Harper, the youngest of 12 siblings, grew up on a farm in Alabama during the time of segregation. His dad had been a sharecropper but wanted to be a landowner. The problem was none of the white bankers would loan him the money he needed — except one.
“God was in the heart of the banker, and God was in the heart of my dad. It changed our lives. I don’t know what kind of person I would have been had I been a sharecropper’s son instead of an entrepreneur’s son who owned a farm,” he said.
He wrote a book about his mom and dad and their Christian values called “Blessed Is the Man.”
“My mom and dad were people of integrity. He was a Psalm 1 man, and she was a Proverbs 31 woman. With that kind of upbringing, if I am not what I should be, it is not their fault,” he said.

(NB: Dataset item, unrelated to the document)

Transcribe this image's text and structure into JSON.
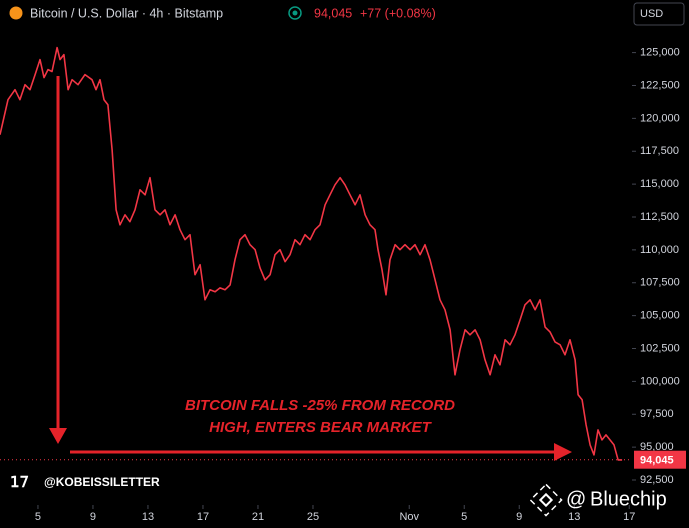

He said, “Some of the banking associations have caught on to this (the story of his dad’s loan in his book) and they are asking the question, ‘Why aren’t more of us like this banker? If this guy could do this in 1942, why can’t we be doing some of that today?’” He is receiving invitations to speak at various banking associations, and they are buying his book.
He rose from production worker to vice president of human resources for Goodyear International, traveling throughout much of the world. He retired in 2006 and moved into Keowee Key, a lake community in Oconee County.
During his time with Goodyear in Akron, Ohio, he was elected to serve on the board of trustees at Malone University, a Quaker school in the area. He served for 12 years on that board, six as chair.
As a trustee at Anderson, he observed, “I have never seen a place that had a growth pattern as great. From the standpoint of the number of students over the last 12 years, it is just a great example of having a good system of management, leadership, vision, and strategic direction. Even in my 12 years at Malone, I don’t think I ever had the experience of walking on that campus and feeling how much the students appreciated what the school means to them.”
His wife, Gerri, a retired nurse, is one of his major sources of inspiration. When you ask her how she is doing, she typically responds, “I am blessed, highly favored of the Lord, and going to heaven.”
He met her for the first time at a church service in Illinois. His first cousin had invited him to church, and he said, “As the Lord would have it, we sat on the bench with the prettiest woman who has ever lived. About 14 months later, we were married.” He was then drafted into the Army and spent 13 months in South Korea. “I didn’t seen Gerri for 13 months, but she wrote me every day,” he said.
As a young boy, he trusted Christ as Savior after a serious conversation with his mother. “In the African-American communities, you didn’t just walk up front and join the church. There was a process you went through — something like a mourner’s bench, when one week out of the year the church would have a revival. I sat there for three days, waiting for something to happen. On Thursday morning, my mom knew that something was going on in my life and talked to me. We nailed it down right there on the farm yard,” he said. It became official in the church when he came forward and professed his faith.
At 73, he is a cancer survivor and continues to live a busy life teaching the Bible in church and at community Bible study, serving in his local church and with various community projects. He has seen the ugly face of prejudice and injustice but has always kept his focus clearly on Christ.
The Harpers have a daughter Keisha, a son Kevin who is married to Tiffany, and four grandchildren.
Psalm 37:23 is one of his favorite verses, “The steps of a man are established by the Lord; and He delights in his way.” He points out that God “does not manipulate us but puts the right things in place for us to get where He wants us.”
Whitaker emphasized, “He is a blessing to our board and to South Carolina Baptists. I look forward to working closely with him to advance Anderson’s mission of evangelical Christian higher education.”
Today, the Harpers are downsizing, but not slowing down. They are building a new, smaller home in the Clemson area. He is a blessed man and has earned the reputation of being a blessing to others.